Matt I don't want a discussion with you, I just don't care for your vendor and kit attacks especially since you have no factual data to back up your position, just an attitude!  If you have a valid complaint, fine, post away but to post just to badmouth a vendor adds nothing to the thread, and that's all you have done so far.  

This thread was started about the Jr Gent pen, call me crazy but... _"Make the switch to the Baron/Sedona from Arizona Silhouette. It's a much more reliable pen" _ sure looked like you were trying to sway people towards a "reliable" pen as if the Jr Gent wasn't!  Am I reading this wrong?

Find a camera, I'd sure like to see your daily user with all it's damage?


----------



## redfishsc (Jun 8, 2008)

> _Originally posted by Texatdurango_
> 
> Matt I don't want a discussion with you



Then why the continued attacks? Have mercy, man, calm down. Yes I have gripes with the Jr Gent, but I suppose it's much more helpful for you to attack a fellow penmaker than it is for me to vent about a product I'm not all that happy about? 

This is the last response I'm posting. I've already wasted enough time wallowing in the mud.


----------



## Texatdurango (Jun 8, 2008)

> _Originally posted by redfishsc_
> 
> ... Then why the continued attacks? Have mercy, man, calm down. Yes I have gripes with the Jr Gent, but I suppose it's much more helpful for you to attack a fellow penmaker than it is for me to vent about a product I'm not all that happy about?...


Attacks?  You come on here bashing Craft Supply with no good cause then when called out on it you act like the poor innocent victim of multiple attacks, good grief!... You're good at this![xx(]  But you're right, no sense in turning this thread into George VS Matt, I think I've made my point and I think the truth has come out.


----------



## el_d (Jun 9, 2008)

Anyway....More pics of the "imaginary problem"















 I have had this for about 6 months. I noticed the markings within the first month of use,I checked inside the cap to see if it had loose threadings or if there were small pieces of metel but saw nothing. I am very careful when handling my pen this is my show piece(one of Rodneys DI burl)It was put together very carefully(Expensive blank) and is still in very good condition other than the marking at the ends. I guess that plastic may cause scratches on Titanium but Im no expert. Everybody is entitled to there own opinion. I love CSUSA Jr. kits but dont like the looks of a Cigar.....


----------



## johncrane (Jun 9, 2008)

I agree George! finding the problem is the way too go forward with this.


----------



## gwilki (Jun 9, 2008)

I have an El Grande that was toast anyway, so taking George's pics as my target, I set out to scratch the section. Now, keep in mind the El Grande section is black plastic, not metal. I was able to scratch the narrowest part of the section by turning the cap, as if I was engaging the threads, but holding the cap a bit cockeyed. That way, the pen threads touched the section, and since they were at a pretty steep angle, and they were turning, they produced pretty strong scratches. FWIW


----------



## sbell111 (Jun 9, 2008)

I agree with Grant's assessment.  I believe that these scratches are caused by user error.  The user is clearly tilting the cap as he is placing it on or removing it, causing it to scratch the finish.  This could happen with any screw-cap pen from any manufacturer.


----------



## Texatdurango (Jun 9, 2008)

Wanting to get away from the rhetoric and focus on the problem and solution I started another thread in the pen turning forum.

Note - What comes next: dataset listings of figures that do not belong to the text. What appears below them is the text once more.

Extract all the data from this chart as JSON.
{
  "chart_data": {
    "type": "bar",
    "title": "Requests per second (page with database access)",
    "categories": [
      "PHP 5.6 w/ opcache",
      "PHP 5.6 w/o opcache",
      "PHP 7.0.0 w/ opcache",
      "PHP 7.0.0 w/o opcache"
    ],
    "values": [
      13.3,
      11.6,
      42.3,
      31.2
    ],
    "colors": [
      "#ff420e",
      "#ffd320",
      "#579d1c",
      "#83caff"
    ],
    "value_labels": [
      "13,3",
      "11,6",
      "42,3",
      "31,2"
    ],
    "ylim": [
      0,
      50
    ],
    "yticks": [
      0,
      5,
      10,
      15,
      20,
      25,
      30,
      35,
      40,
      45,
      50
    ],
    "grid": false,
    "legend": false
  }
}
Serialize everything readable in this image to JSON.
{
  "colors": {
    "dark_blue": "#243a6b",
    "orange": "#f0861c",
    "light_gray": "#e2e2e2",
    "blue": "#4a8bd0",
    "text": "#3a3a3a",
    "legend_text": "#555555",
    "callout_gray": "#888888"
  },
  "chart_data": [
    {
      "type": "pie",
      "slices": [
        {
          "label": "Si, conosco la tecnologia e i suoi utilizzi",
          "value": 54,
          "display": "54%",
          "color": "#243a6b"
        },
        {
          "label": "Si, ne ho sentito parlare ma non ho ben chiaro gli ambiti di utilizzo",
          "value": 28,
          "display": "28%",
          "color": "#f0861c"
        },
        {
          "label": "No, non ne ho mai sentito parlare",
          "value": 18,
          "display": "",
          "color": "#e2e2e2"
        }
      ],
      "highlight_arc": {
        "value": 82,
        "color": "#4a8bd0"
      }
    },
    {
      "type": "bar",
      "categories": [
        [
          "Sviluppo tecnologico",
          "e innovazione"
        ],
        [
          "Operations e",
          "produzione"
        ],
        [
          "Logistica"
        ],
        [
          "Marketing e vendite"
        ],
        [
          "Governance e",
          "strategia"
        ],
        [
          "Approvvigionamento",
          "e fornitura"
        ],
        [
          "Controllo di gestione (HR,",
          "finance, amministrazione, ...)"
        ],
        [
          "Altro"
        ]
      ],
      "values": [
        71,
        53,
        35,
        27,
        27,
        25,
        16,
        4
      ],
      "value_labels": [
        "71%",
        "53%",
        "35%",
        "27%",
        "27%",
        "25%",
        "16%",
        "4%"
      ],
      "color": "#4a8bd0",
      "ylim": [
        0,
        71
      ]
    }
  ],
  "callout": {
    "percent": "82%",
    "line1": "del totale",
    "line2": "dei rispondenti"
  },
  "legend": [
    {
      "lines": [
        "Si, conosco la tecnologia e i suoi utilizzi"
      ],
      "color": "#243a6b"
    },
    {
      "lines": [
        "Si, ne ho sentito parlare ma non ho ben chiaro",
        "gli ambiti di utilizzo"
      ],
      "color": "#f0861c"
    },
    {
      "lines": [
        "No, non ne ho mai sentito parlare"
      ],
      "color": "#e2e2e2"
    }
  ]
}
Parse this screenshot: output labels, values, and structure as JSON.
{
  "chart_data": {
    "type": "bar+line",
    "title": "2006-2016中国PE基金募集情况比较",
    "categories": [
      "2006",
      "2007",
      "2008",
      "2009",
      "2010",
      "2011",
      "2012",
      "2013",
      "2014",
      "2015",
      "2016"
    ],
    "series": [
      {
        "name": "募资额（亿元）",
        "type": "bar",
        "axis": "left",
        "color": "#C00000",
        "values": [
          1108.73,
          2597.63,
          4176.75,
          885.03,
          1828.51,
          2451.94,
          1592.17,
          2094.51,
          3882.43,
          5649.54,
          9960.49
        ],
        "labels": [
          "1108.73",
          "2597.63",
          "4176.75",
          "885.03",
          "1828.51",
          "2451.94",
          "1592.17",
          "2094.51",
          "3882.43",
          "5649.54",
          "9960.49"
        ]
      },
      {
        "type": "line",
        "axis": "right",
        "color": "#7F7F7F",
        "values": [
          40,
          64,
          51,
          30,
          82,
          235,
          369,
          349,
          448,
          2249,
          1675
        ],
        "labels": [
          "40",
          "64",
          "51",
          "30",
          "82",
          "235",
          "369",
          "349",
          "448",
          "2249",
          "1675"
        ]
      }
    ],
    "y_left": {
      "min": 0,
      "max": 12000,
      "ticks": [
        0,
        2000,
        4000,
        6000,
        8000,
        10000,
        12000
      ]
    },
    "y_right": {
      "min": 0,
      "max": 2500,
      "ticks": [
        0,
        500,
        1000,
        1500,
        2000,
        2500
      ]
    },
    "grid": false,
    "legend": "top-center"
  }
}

Grant it looks like we were thinking the same thing!


----------



## gwilki (Jun 9, 2008)

Looks like, George. I piggy backed on your post in pen turning.


----------



## Rudy Vey (Jun 9, 2008)

My personal Retro's nib looks exactly the same, but the posting cap has no scratches. I liked Georges theory in the other thread he started, but I never screw my pen cap on in an angle. On the other hand, these markings are so distinct that I cannot believe it. If it came from an angled attempt to put the cap on, the scratches would be showing much more lines - this here and mine as well show only one single line! It is nearly impossible to always hit the same line!
This is just some food for thoughts. 



> _Originally posted by el_d_
> 
> Anyway....More pics of the "imaginary problem"
> 
> ...


----------



## redfishsc (Jun 9, 2008)

Rudy, do you ever carry the Retro in your pocket?


----------



## Rudy Vey (Jun 10, 2008)

I carry it in my shirt pocket all day long.



> _Originally posted by redfishsc_
> 
> Rudy, do you ever carry the Retro in your pocket?


----------



## Brewmeister35 (Jul 12, 2008)

Wow,  I can't believe I missed this thread and have been dealing with the same problem.  I made a Jr Gent and posted the pic here the beginning of June as my new daily writer.  I made this pen so I had something nice to show off when people at work asked me about my pens.  A friend of mine made one the same time and we've both been using them daily.  I noticed the marks over a week ago and his pen is the same.  I talked to CSU about it and sent the pens to them last week.  They called to say they did something and are returning my pens to me with a couple new kits but I have yet to hear what they discovered as to the cause.  These marks are the same pitch as the thread and the same length as well.  It is one continuous line and it's being cut into the plating of the nib holder as the cap is screwed on.  These were both Black Ti kits.  I wish I had measured where the scratches started from before sending them back to CSU.  I have my suspicions as to which part is causing this and I can't believe people are saying it's a user thing.  If it was, once the thread was started, the scratch wouldn't continue.  This one continues the length of the threads.  

Anyone hear anything as to the cause of this yet?  I'll surely post something when I hear back from CSU as to what they determined.  I definitely will not be buying or making any more of these until this problem is known to be fixed.


----------



## redfishsc (Jul 13, 2008)

All I've heard is what's in this thread. My personal Jr Gent II (black ti) FP is doing it, both on the cap and on the posting end. 


There have been a few Barons that were posted with about exactly the same problem, so if I had to guess anything it would be that some component in the threads was causing it. Perhaps the delrin threads have some sort of abrasive contaminant that was introduced when the delrin was produced? I dunno.


----------